Der Patriarch von Jerusalem, Kardinal Pizzaballa, sagte mir im Gespräch: Wir sind als Kirche keine Politiker. Wir haben an der Seite der Menschen zu stehen. Egal, auf welcher Seite der Konfliktparteien. Wir haben die Stimme zu erheben, wo die Würde des Menschen missachtet und ihm seine Rechte vorenthalten werden. Das bedeutet, den Finger auch öffentlich in die Wunden zu legen, wo es notwendig ist, um auf die Situation der Leidenden aufmerksam zu machen und etwas zu bewegen. So mahnt der Kardinal zurecht, die langfristigen Folgen für die Menschen zu sehen. Auf beiden Seiten lassen die extremen Traumatisierungen das Zusammenleben so schwer erscheinen. Ein friedliches Zusammenleben scheint da fast unmöglich zu sein. Wenn die Waffen einmal schweigen, herrscht noch lange kein Frieden. Der Hass, der gesät wurde, sitzt so tief.

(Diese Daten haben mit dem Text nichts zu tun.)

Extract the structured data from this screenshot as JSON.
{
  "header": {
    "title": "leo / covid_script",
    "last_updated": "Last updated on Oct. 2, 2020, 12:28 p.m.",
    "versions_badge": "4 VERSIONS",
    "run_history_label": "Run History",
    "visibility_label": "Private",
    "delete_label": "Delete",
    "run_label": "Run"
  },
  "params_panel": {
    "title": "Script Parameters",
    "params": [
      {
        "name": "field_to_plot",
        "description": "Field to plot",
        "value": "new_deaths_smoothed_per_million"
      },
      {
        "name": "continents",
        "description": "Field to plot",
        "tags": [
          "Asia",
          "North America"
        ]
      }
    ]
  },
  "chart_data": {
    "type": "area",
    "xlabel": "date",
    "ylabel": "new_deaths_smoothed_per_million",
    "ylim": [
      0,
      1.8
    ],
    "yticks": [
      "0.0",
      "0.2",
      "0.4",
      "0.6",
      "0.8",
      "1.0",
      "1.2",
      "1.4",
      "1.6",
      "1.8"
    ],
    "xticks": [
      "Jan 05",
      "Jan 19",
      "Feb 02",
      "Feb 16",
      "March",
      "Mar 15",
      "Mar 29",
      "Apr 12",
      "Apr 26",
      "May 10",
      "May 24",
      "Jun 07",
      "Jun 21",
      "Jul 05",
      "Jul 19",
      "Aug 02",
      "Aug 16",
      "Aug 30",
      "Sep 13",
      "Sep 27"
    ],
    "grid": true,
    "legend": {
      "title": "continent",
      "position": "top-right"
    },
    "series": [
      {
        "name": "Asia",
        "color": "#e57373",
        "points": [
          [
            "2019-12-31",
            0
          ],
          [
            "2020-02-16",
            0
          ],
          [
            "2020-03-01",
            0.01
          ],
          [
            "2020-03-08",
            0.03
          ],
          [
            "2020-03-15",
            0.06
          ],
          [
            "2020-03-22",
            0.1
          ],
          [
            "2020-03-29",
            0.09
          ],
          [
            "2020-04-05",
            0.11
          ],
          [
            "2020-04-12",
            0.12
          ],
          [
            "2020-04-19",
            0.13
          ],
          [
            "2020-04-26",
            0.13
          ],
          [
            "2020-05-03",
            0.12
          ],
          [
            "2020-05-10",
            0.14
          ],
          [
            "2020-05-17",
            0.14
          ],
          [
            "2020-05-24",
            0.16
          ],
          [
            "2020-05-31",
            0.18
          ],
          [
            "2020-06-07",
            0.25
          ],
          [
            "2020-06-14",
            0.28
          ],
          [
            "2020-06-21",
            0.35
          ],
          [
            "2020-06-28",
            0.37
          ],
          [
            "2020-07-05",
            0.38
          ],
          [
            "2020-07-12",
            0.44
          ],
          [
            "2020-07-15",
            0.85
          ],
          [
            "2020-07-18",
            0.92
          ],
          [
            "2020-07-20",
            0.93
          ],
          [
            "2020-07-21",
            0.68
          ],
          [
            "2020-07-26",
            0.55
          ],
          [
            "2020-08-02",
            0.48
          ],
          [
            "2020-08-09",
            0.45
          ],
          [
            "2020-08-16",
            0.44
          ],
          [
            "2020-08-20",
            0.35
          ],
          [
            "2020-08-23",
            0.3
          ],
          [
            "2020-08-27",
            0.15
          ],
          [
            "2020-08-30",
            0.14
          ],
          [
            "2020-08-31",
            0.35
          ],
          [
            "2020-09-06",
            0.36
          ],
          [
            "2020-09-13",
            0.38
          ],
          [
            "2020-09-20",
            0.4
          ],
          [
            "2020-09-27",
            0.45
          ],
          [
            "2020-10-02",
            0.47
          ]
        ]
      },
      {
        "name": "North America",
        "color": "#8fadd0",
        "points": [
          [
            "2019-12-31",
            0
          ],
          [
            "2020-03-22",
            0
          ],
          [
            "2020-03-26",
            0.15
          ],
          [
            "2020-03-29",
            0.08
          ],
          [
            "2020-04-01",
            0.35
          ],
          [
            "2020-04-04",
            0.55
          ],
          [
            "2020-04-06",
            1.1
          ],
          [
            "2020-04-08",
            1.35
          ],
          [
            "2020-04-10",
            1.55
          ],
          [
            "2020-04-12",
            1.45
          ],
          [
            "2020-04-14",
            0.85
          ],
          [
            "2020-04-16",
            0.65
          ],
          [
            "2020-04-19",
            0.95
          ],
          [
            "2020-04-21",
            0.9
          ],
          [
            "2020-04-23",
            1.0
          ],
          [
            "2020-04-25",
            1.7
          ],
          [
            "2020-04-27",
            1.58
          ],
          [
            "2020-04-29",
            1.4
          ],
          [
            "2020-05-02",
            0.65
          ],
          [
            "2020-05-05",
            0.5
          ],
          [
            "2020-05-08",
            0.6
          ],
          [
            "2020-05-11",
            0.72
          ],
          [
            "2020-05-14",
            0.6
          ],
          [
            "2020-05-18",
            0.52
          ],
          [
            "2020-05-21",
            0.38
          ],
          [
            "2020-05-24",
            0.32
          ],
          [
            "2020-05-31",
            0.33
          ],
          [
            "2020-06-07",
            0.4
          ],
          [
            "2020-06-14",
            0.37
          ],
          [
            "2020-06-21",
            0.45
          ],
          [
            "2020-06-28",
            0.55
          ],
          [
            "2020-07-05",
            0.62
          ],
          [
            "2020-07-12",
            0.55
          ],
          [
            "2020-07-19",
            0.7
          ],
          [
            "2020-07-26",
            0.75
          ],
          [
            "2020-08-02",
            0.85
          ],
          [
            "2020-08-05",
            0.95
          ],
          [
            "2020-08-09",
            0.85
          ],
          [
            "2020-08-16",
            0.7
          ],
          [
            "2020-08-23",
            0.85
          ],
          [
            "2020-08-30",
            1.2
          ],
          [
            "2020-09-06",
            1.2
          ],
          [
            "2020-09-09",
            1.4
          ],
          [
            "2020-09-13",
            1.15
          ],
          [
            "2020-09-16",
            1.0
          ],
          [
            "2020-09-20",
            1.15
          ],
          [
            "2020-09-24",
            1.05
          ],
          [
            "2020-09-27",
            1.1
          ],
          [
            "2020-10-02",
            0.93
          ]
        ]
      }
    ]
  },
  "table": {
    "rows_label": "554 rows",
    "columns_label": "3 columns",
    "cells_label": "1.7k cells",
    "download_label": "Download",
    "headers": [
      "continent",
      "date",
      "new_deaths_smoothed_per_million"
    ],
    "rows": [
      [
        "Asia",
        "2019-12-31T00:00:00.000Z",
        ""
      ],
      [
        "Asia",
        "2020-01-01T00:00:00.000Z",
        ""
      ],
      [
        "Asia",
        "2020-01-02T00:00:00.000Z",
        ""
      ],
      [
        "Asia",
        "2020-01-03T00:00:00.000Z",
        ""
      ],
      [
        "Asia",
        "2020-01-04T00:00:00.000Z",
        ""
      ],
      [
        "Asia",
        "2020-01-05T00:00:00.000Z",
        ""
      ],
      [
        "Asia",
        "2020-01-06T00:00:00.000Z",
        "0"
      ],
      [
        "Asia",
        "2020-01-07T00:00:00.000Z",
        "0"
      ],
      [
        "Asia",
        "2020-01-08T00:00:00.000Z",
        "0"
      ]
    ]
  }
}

Kann die katholische Kirche an Ort und Stelle zwischen Palästinensern und Israelis, zwischen Arabern und Juden konkret, vermitteln? Etwa durch Schulen oder andere karitative Einrichtungen?
Humanitäre und caritative Hilfe – nicht nur für Christen, sondern für alle Leidenden – ist ein Beitrag zum Frieden. Hier leistet die Kirche mit verschiedenen Einrichtungen und Organisationen in meinen Augen eine sehr gute und auch anerkannte Arbeit. Die Unterstützung verschiedener Initiativen, die vor Ort konkret am Dialog zwischen Juden und Arabern arbeiten und Begegnungs-, Gesprächs- und Bildungsformate anbieten, ist ein Beitrag zur Versöhnung und langfristig zum Frieden. Vertreter einer solchen Initiative habe ich bei meinem letzten Besuch in Jerusalem getroffen (Anfang April 2024, Anm. d. Red.). Sie haben mir berichtet, wie schwierig ihre Arbeit geworden ist. Und unsere Schulen haben das gleiche Ziel: Wer mehr voneinander weiß und wer gemeinsam lernt, kann den Anderen tiefer und besser verstehen. Ein sehr nachhaltiger Beitrag zu Versöhnung und Frieden.